I must concede one point to the NIMBYs – towers do not make ideal housing. Nine times out of ten I will choose to live in a building of modest size. About towers I despise the long, corporate-feeling hallways, the endless fobbing at locked doors, and the tedious elevator wait. I love instead a sense of place, neighborly acquaintance, and easy access to the street. It’s true, architecture of “human scale” is much better.

And yet I find it hard to argue against towers in cities desperate for housing. How else are we supposed to create many dwellings quickly? Over and over at zoning hearings at Vancouver’s city council the same old men crop up to rail against towers. They cast shadows! They’re too big for the neigborhood! They will drive up prices! They’re good for greedy developers and no one else! The council is corrupt!

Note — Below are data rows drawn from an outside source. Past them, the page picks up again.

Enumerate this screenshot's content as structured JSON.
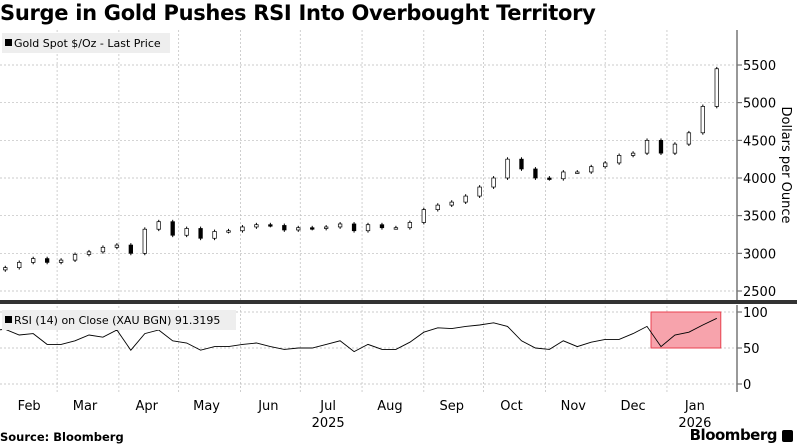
{
  "title": "Surge in Gold Pushes RSI Into Overbought Territory",
  "source": "Source: Bloomberg",
  "brand": "Bloomberg",
  "colors": {
    "line": "#000000",
    "highlight_fill": "#f7a3ac",
    "highlight_border": "#e8414f",
    "grid": "#bbbbbb"
  },
  "chart_data": [
    {
      "type": "candlestick",
      "legend": "Gold Spot $/Oz - Last Price",
      "ylabel": "Dollars per Ounce",
      "ylim": [
        2400,
        5900
      ],
      "yticks": [
        2500,
        3000,
        3500,
        4000,
        4500,
        5000,
        5500
      ],
      "grid": true,
      "legend_placement": "top-left",
      "x": [
        "2025-01-30",
        "2025-02-03",
        "2025-02-10",
        "2025-02-17",
        "2025-02-24",
        "2025-03-03",
        "2025-03-10",
        "2025-03-17",
        "2025-03-24",
        "2025-03-31",
        "2025-04-07",
        "2025-04-14",
        "2025-04-21",
        "2025-04-28",
        "2025-05-05",
        "2025-05-12",
        "2025-05-19",
        "2025-05-26",
        "2025-06-02",
        "2025-06-09",
        "2025-06-16",
        "2025-06-23",
        "2025-06-30",
        "2025-07-07",
        "2025-07-14",
        "2025-07-21",
        "2025-07-28",
        "2025-08-04",
        "2025-08-11",
        "2025-08-18",
        "2025-08-25",
        "2025-09-01",
        "2025-09-08",
        "2025-09-15",
        "2025-09-22",
        "2025-09-29",
        "2025-10-06",
        "2025-10-13",
        "2025-10-20",
        "2025-10-27",
        "2025-11-03",
        "2025-11-10",
        "2025-11-17",
        "2025-11-24",
        "2025-12-01",
        "2025-12-08",
        "2025-12-15",
        "2025-12-22",
        "2025-12-29",
        "2026-01-05",
        "2026-01-12",
        "2026-01-19",
        "2026-01-26"
      ],
      "values": [
        2780,
        2810,
        2880,
        2930,
        2880,
        2910,
        2985,
        3020,
        3080,
        3110,
        3000,
        3320,
        3420,
        3240,
        3330,
        3200,
        3290,
        3300,
        3350,
        3380,
        3370,
        3310,
        3340,
        3330,
        3350,
        3390,
        3300,
        3380,
        3340,
        3340,
        3410,
        3580,
        3640,
        3680,
        3760,
        3880,
        4000,
        4250,
        4120,
        4000,
        3990,
        4080,
        4080,
        4150,
        4200,
        4300,
        4330,
        4500,
        4330,
        4450,
        4600,
        4950,
        5450
      ]
    },
    {
      "type": "line",
      "legend": "RSI (14)  on Close (XAU BGN) 91.3195",
      "ylim": [
        -5,
        108
      ],
      "yticks": [
        0,
        50,
        100
      ],
      "grid": true,
      "x_tick_labels": [
        "Feb",
        "Mar",
        "Apr",
        "May",
        "Jun",
        "Jul",
        "Aug",
        "Sep",
        "Oct",
        "Nov",
        "Dec",
        "Jan"
      ],
      "x_year_labels": {
        "Jul": "2025",
        "Jan": "2026"
      },
      "values": [
        75,
        76,
        68,
        70,
        55,
        55,
        60,
        68,
        65,
        75,
        47,
        70,
        75,
        60,
        57,
        47,
        52,
        52,
        55,
        57,
        52,
        48,
        50,
        50,
        55,
        60,
        45,
        55,
        48,
        48,
        58,
        72,
        78,
        77,
        80,
        82,
        85,
        80,
        60,
        50,
        48,
        60,
        52,
        58,
        62,
        62,
        70,
        80,
        52,
        68,
        72,
        82,
        91.3
      ],
      "highlight": {
        "from": "2025-12-24",
        "to": "2026-01-28",
        "y_range": [
          50,
          100
        ]
      }
    }
  ]
}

For alternatives these guys make passing gestures at “reasonable” building heights of eight to twelve stories, but it’s hard to believe they mean it. It’s only because the proposals are for buildings of 30, 40, 50 stories that these guys are willing at all to entertain housing of greater density than already exists. Take for example this article, which sounds the alarm on prospective development on Commercial Drive, one of Vancouver’s liveliest and most attractive neighborhoods:

As Vancouver continues to densify, the pressures to develop this area to the current permitted four-storey height limit could create a dreary blandness that would destroy what is important about ‘The Drive.’

Four storey buildings? That’s what you’re so worried about? In 2016? Are you kidding me?

It’s the great plot twist we should’ve all seen coming, that these NIMBYs faithfully fighting to preserve good city life by declaiming against towers for their unlivability, their “luxury” prices, and the opportunists building them are themselves the greedy ones, hoarding the most luxurious of housing types – single family homes – and leaving eventually no option but to build towers. Because towers would not be necessary if over long periods of time densification were allowed to happen in the form of medium-density housing in the areas that demand it. But no! New buildings are gross! Yuck!